In theory yes, in practice, not so much. Just because you're surrounded by people doesn't mean people don't stay atomized. It doesn't mean everyone is open to you or likes the same things. If your interests are rather niche and don't live in a large metro area with million of people then you might be shit out of luck if you hope to meet your partner via your niche interests, so dating apps it is. For me, none of my partners shared the same interests, so if I relied on my hobbies for dating I would have stayed single forever.

>So the focus should be on that, then. As in, not a dating app.

Unfortunately, datings apps are the only easy way to meet someone is some cities at certain age groups. There's people who just don't like, or don't have the money or the patients, to go out to events, hoping to meet someone, as that's a waste of time and money if your goal is just romantic dating and not speeding two hours to listen to a band you don't like and paying 7 Euros for a mediocre beer. They just want a sure date in the near future to settle down and have a family in the near future.

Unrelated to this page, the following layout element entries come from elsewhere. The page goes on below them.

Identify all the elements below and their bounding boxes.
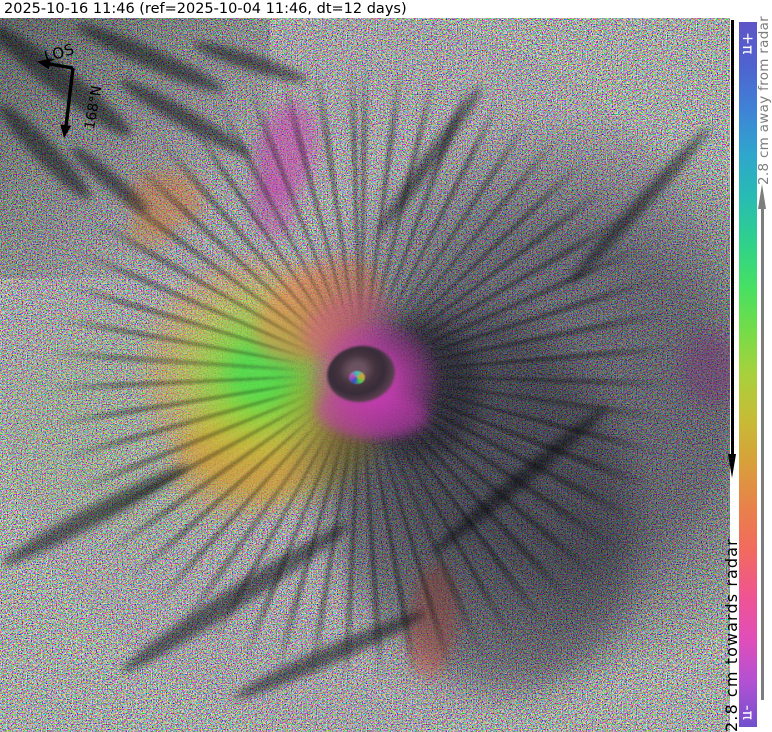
colorbar-gradient — [739, 22, 757, 727]
interferogram-map: LOS 168°N — [0, 18, 730, 732]
away-from-radar-arrow-shaft — [761, 208, 764, 700]
colorbar-tick-plus-pi: +π — [739, 31, 757, 55]
towards-radar-label: 2.8 cm towards radar — [722, 538, 741, 732]
los-arrowhead — [37, 58, 51, 70]
away-from-radar-arrowhead — [758, 184, 766, 209]
colorbar-tick-minus-pi: -π — [739, 704, 757, 720]
los-arrows — [37, 58, 75, 138]
towards-radar-arrow-shaft — [731, 20, 734, 456]
towards-radar-arrowhead — [728, 454, 736, 478]
away-from-radar-label: 2.8 cm away from radar — [756, 15, 772, 185]
heading-arrowhead — [60, 124, 72, 138]
figure-title: 2025-10-16 11:46 (ref=2025-10-04 11:46, … — [4, 1, 407, 17]
phase-speckle-noise — [0, 18, 730, 732]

If you're single in your thirties, and you move to a new city for work, you don't have the time to first build a social network from scratch before you can meet a partner as that takes years or even decades. If you're optimizing for starting a family ASAP due to your biological clock, then you need to optimize for dating people in your age group who also want a family ASAP, not waste your time going to art galleries, pubs and clubs hoping that maybe you'll meet your future partner there. For this demographic dating apps are the only way to optimize for dates, especially if you're a man working in male dominated fields with male dominated hobbies. Which is why the majority of dating apps users are Millennials. Students and people in their early twenties have a lot more options for IRL dating than apps.

>Women get all the low-effort displays, men get no responses and spiral into low-effort displays.

And you think the results of romantic interactions between opposite sexes in bars and pubs is THAT much different? If you as a man approach all the women in the club you find attractive, how do you think it's gonna work out for both of you? Unless you're Henry Cavill, it's gonna be similar to dating apps: women getting too much unwanted attention and men getting only rejections.